According to a report in The Hill, company officials also are expected to testify before House Republicans next week.
The report also said Stearns has indicated while some documentation about the loss has been provided by the Obama administration, Republicans might consider using subpoena power to obtain needed documents from the White House.
A commentary from Bruce Krasting at Business Insider said it was of special interest that no witnesses so far have been scheduled for the main owner of the company, Argonaut Ventures, a family investment vehicle for George Kaiser, a major Obama supporter.
“George Kaiser could step up in a bankruptcy court and offer to put $300 [million] into S. The proceeds would be used to substantially pay down the government IOU. The balance of the debt would be converted into common stock. If S were around in 5-7 years, the government might get the rest of its money back,” he suggested. “That’s my challenge to George Kaiser. Step up and fix this problem.”
A commentary that appeared in the Salt Lake Tribune noted that when Obama was promoting renewable energy projects, and working to grant money for the work, he visited the California company and stated, “The future is here.”
But the commentary noted that by now, FBI agents have visited the company’s offices, and have taken what they want. They also have visited officials’ homes for related reasons.

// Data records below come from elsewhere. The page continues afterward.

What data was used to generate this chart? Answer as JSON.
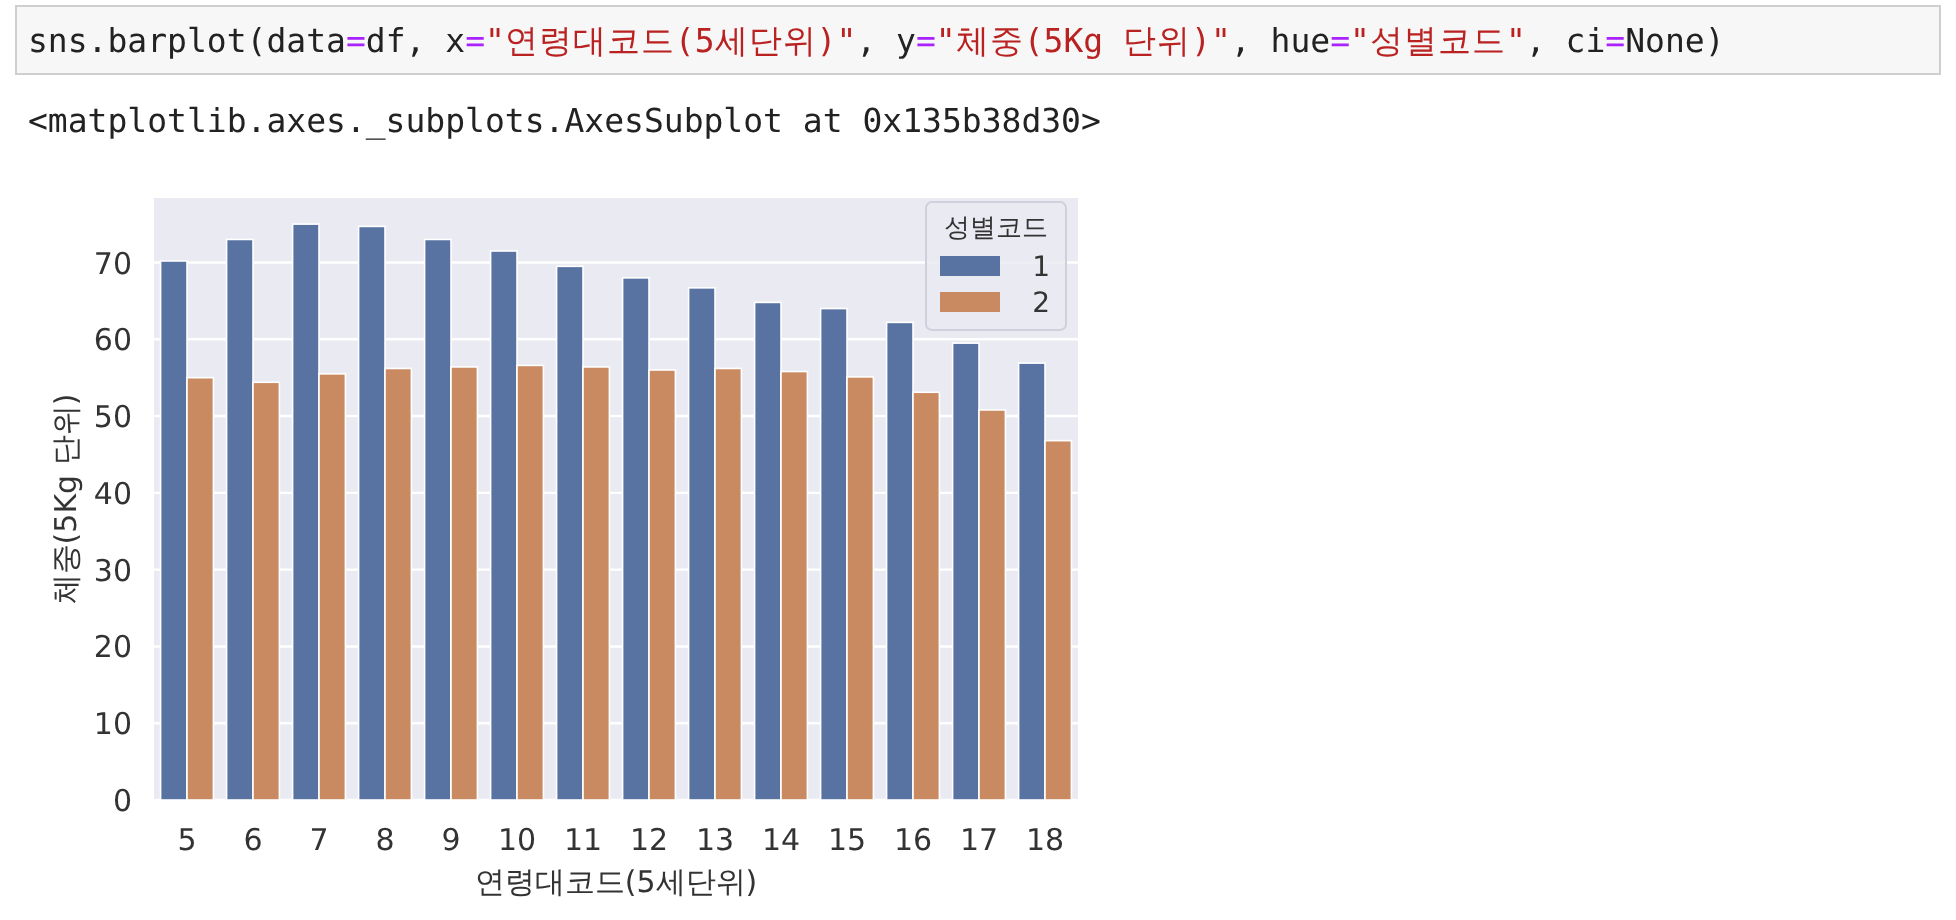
{
  "chart_data": {
    "type": "bar",
    "annotations": [
      "sns.barplot(data=df, x=\"연령대코드(5세단위)\", y=\"체중(5Kg 단위)\", hue=\"성별코드\", ci=None)",
      "<matplotlib.axes._subplots.AxesSubplot at 0x135b38d30>"
    ],
    "xlabel": "연령대코드(5세단위)",
    "ylabel": "체중(5Kg 단위)",
    "legend_title": "성별코드",
    "categories": [
      "5",
      "6",
      "7",
      "8",
      "9",
      "10",
      "11",
      "12",
      "13",
      "14",
      "15",
      "16",
      "17",
      "18"
    ],
    "series": [
      {
        "name": "1",
        "color": "#5872a2",
        "values": [
          70.2,
          73.0,
          75.0,
          74.7,
          73.0,
          71.5,
          69.5,
          68.0,
          66.7,
          64.8,
          64.0,
          62.2,
          59.5,
          56.9
        ]
      },
      {
        "name": "2",
        "color": "#c98a62",
        "values": [
          55.0,
          54.4,
          55.5,
          56.2,
          56.4,
          56.6,
          56.4,
          56.0,
          56.2,
          55.8,
          55.1,
          53.1,
          50.8,
          46.8
        ]
      }
    ],
    "ylim": [
      0,
      78.4
    ],
    "yticks": [
      0,
      10,
      20,
      30,
      40,
      50,
      60,
      70
    ],
    "grid": "y",
    "legend": "top right"
  }
}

“Obviously, everyone should reserve judgment as to whether there has been any wrongdoing, criminal or otherwise. But it’s not too early to draw some policy lessons from Solyndra’s ignominious downfall,” the commentary said. “The first is that government is no better than the private sector at picking industrial winners – and usually worse. Solyndra’s novel solar-panel design was supposed to produce electricity more efficiently than more traditional panels, offsetting its higher production costs. Many private analysts questioned that business model, especially given modest global demand for solar power and competition from China’s heavily subsidized producers. But the Energy Department swiftly approved Solyndra’s loan guarantee anyway. The department has also placed large financial bets on electric vehicles and related battery technology, despite private forecasts that the market for that technology is not ripe.”
In response to a request from from the Wall Street Journal, FBI spokeswoman Julianne H. Sohn declined to comment on much of what is going on.
But the report said two of the company’s founders were taken off the payroll just last year because the company “was burning through cash and had to rein in costs.”
A blog column at Think Progress blamed the project on President Bush, explaining that the loan guarantee program was begun at the company in 2007.
“Because one of the Solyndra investors, Argonaut Venture Capital, is funded by George Kaiser, a man who donated money to the Obama campaign – the loan guarantee has been attacked as being political in nature,” the commentary said.
But it said some of the original investors also made major contributions to GOP candidates.
However, the timeline did reveal that a conditional commitment setting terms was approved under the Obama administration in March 2009. Then in February 2011, the company agreement was restructured. Another company request to restructure last month was refused.
The result was the closure.
One commenter on the site said, “Really, Obama’s team just signed the papers and took credit for the whole thing.”